Chi smercia la morbosità in edicola
non può essere un amico sincero

Non è solo la qualità, ma anche la tiratura dei giornali italiani a far registrare un ulteriore, preoccupante fenomeno di regressione. Un fenomeno che dovrebbe inquietare tutti i cittadini, e in particolare gli ebrei italiani. Perché ogni indicatore dimostra inequivocabilmente che dove la stampa libera e professionale regredisce, dove i giornalisti professionisti sono minacciati, dove la professionalità giornalistica è sostituita da un arrembaggio di affaristi e faccendieri che agiscono nell’ombra sotto la copertura del polverone suscitato dal mondo dei social network, c’è un pericolo. È proprio lì che le garanzie democratiche e le qualità delle società aperte, plurali e capaci di fare delle culture minoritarie una ricchezza, rischiano di essere pericolosamente erosa.

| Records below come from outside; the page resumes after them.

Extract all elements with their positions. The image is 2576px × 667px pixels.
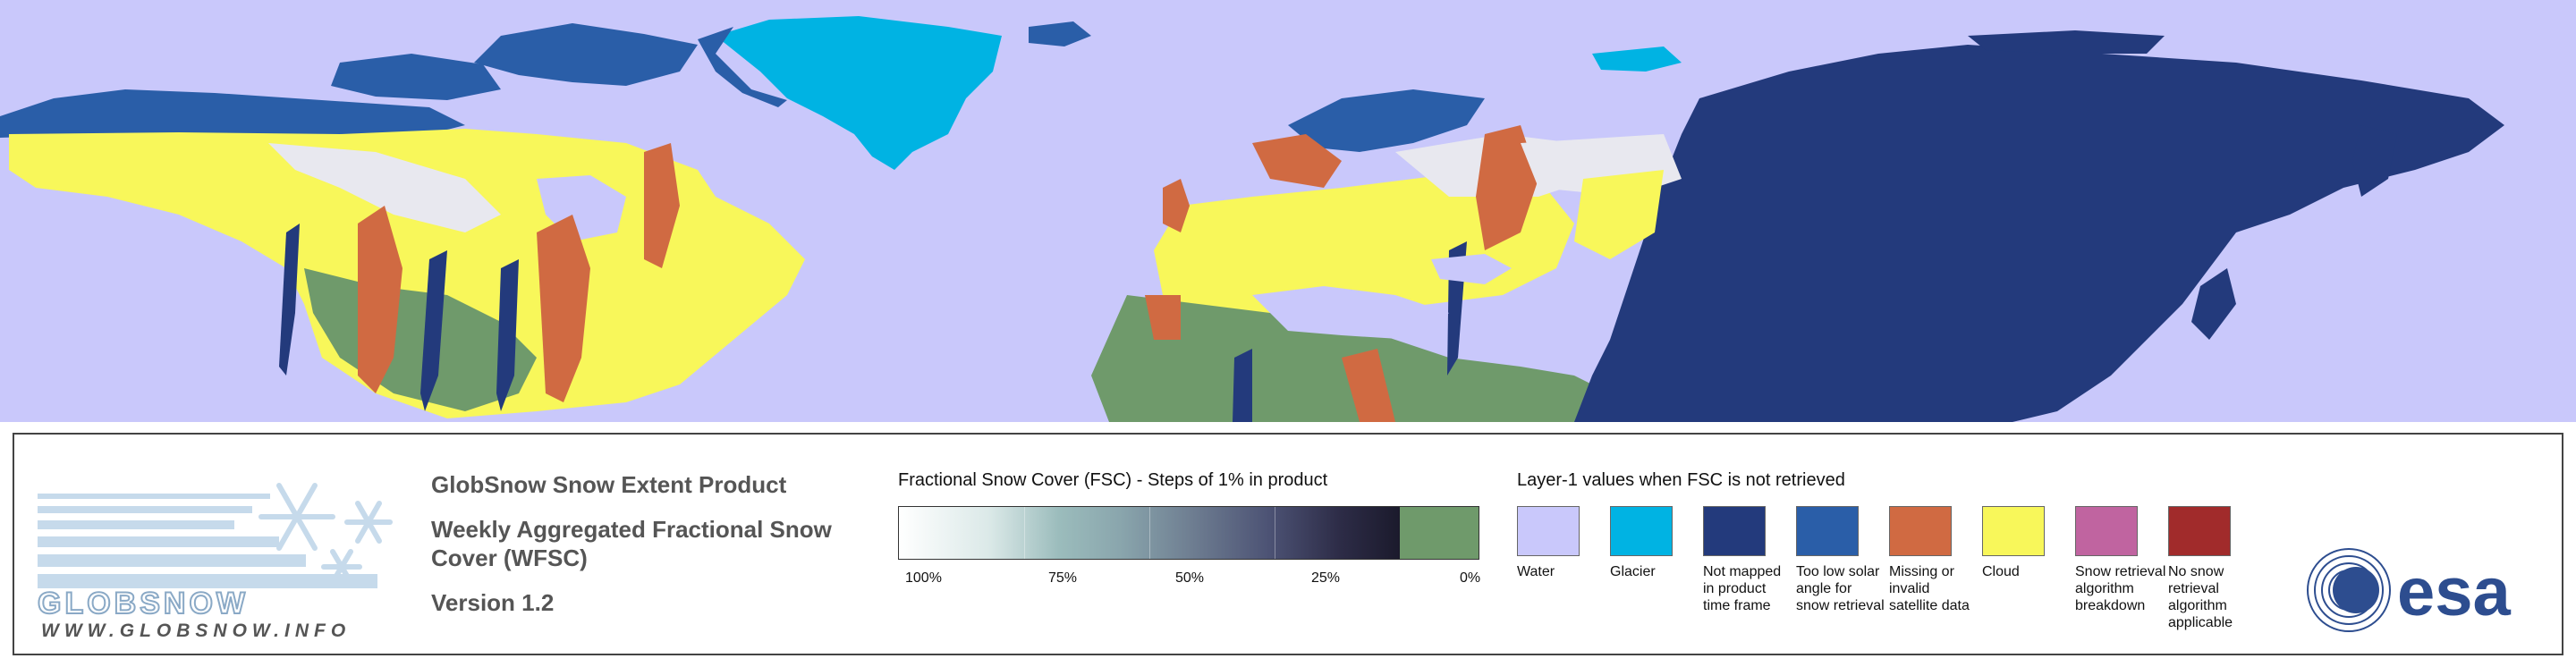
esa-logo-graphic: esa [2307,548,2512,632]
globsnow-wordmark: GLOBSNOW [38,587,249,615]
na-missing-1 [358,206,402,393]
fsc-legend-title: Fractional Snow Cover (FSC) - Steps of 1… [898,470,1328,490]
legend-swatch-label: Snow retrieval algorithm breakdown [2075,564,2166,613]
fsc-color-bar [898,506,1479,560]
legend-swatch [1982,506,2045,556]
kamchatka [2352,125,2397,197]
globsnow-url[interactable]: WWW.GLOBSNOW.INFO [41,621,352,641]
fsc-gradient [899,507,1400,559]
na-notmapped-1 [279,224,300,376]
legend-swatch [1796,506,1859,556]
svalbard [1592,46,1682,72]
legend-swatch-label: Water [1517,564,1555,579]
europe-notmapped-1 [1233,349,1252,422]
na-notmapped-2 [420,250,447,411]
legend-swatch [1703,506,1766,556]
europe-missing-3 [1145,295,1181,340]
legend-swatch-label: Too low solar angle for snow retrieval [1796,564,1885,613]
asia-cloud [1574,170,1664,259]
arctic-islands [474,23,698,86]
legend-swatch [1517,506,1580,556]
product-title: GlobSnow Snow Extent Product [431,471,787,498]
globsnow-logo: GLOBSNOW [37,481,395,621]
legend-swatch [1610,506,1673,556]
north-america-snow [268,143,501,232]
product-subtitle-1: Weekly Aggregated Fractional Snow [431,516,832,543]
fsc-tick-50: 50% [1175,570,1205,586]
arctic-islands-2 [331,54,501,100]
fsc-tick-75: 75% [1048,570,1078,586]
legend-swatch-label: Not mapped in product time frame [1703,564,1782,613]
black-sea [1431,254,1512,284]
mediterranean [1252,286,1449,340]
fsc-tick-100: 100% [905,570,942,586]
globsnow-logo-graphic: GLOBSNOW [37,483,393,621]
map-canvas [0,16,2504,422]
uk [1163,179,1190,232]
fsc-tick-0: 0% [1460,570,1481,586]
greenland-coast [698,27,787,107]
na-missing-2 [537,215,590,402]
legend-swatch-label: No snow retrieval algorithm applicable [2168,564,2233,630]
legend-swatch [1889,506,1952,556]
europe-cloud [1154,170,1574,322]
legend-swatch-label: Glacier [1610,564,1656,579]
japan [2191,268,2236,340]
europe-missing-1 [1476,125,1538,250]
esa-logo: esa [2304,545,2555,635]
greenland-glacier [716,16,1002,170]
fsc-tick-25: 25% [1311,570,1341,586]
legend-swatch [2168,506,2231,556]
product-subtitle-2: Cover (WFSC) [431,545,588,571]
legend-swatch-label: Cloud [1982,564,2020,579]
europe-missing-2 [1342,349,1395,422]
na-notmapped-3 [496,259,519,411]
na-missing-3 [644,143,680,268]
legend-swatch-label: Missing or invalid satellite data [1889,564,1970,613]
scandinavia [1288,89,1485,152]
asia-notmapped [1574,45,2504,422]
arctic-russia [1968,30,2165,54]
north-america-north [0,89,465,138]
scandinavia-missing [1252,134,1342,188]
layer1-legend-title: Layer-1 values when FSC is not retrieved [1517,470,1845,490]
product-version: Version 1.2 [431,589,555,616]
legend-swatch [2075,506,2138,556]
fsc-zero-swatch [1400,507,1479,559]
legend-panel: GLOBSNOW WWW.GLOBSNOW.INFO GlobSnow Snow… [13,433,2563,655]
iceland [1029,21,1091,46]
snow-cover-map [0,0,2576,422]
esa-wordmark: esa [2397,554,2512,630]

Per questo gli sforzi di sostenere la tiratura dei giornali in crisi, anche quando si ricorre a qualche operazione commerciale di dubbio gusto, dovrebbero essere visti con favore.
Ma ci sono chiari limiti. E l’operazione di smerciare in edicola e di disseminare nelle case di milioni di italiani disinformati, impreparati e inconsapevoli migliaia di copie del Mein Kampf di Adolf Hitler non è solo un’azione becera, e volgare. Rappresenta anche un gesto cinico e irresponsabile.
Certo, si dirà che recentemente proprio in Germania è andata recentemente in libreria un’edizione di questo testo chiave dell’odio che ha insanguinato il Novecento e distrutto l’onore dell’Europa. Ma non lasciamoci ingannare. Nelle librerie specializzate tedesche è andata una poderosa edizione critica, riccamente commentata, annotata, contestualizzata, destinata agli esperti, agli studiosi. Un contributo importante per capire.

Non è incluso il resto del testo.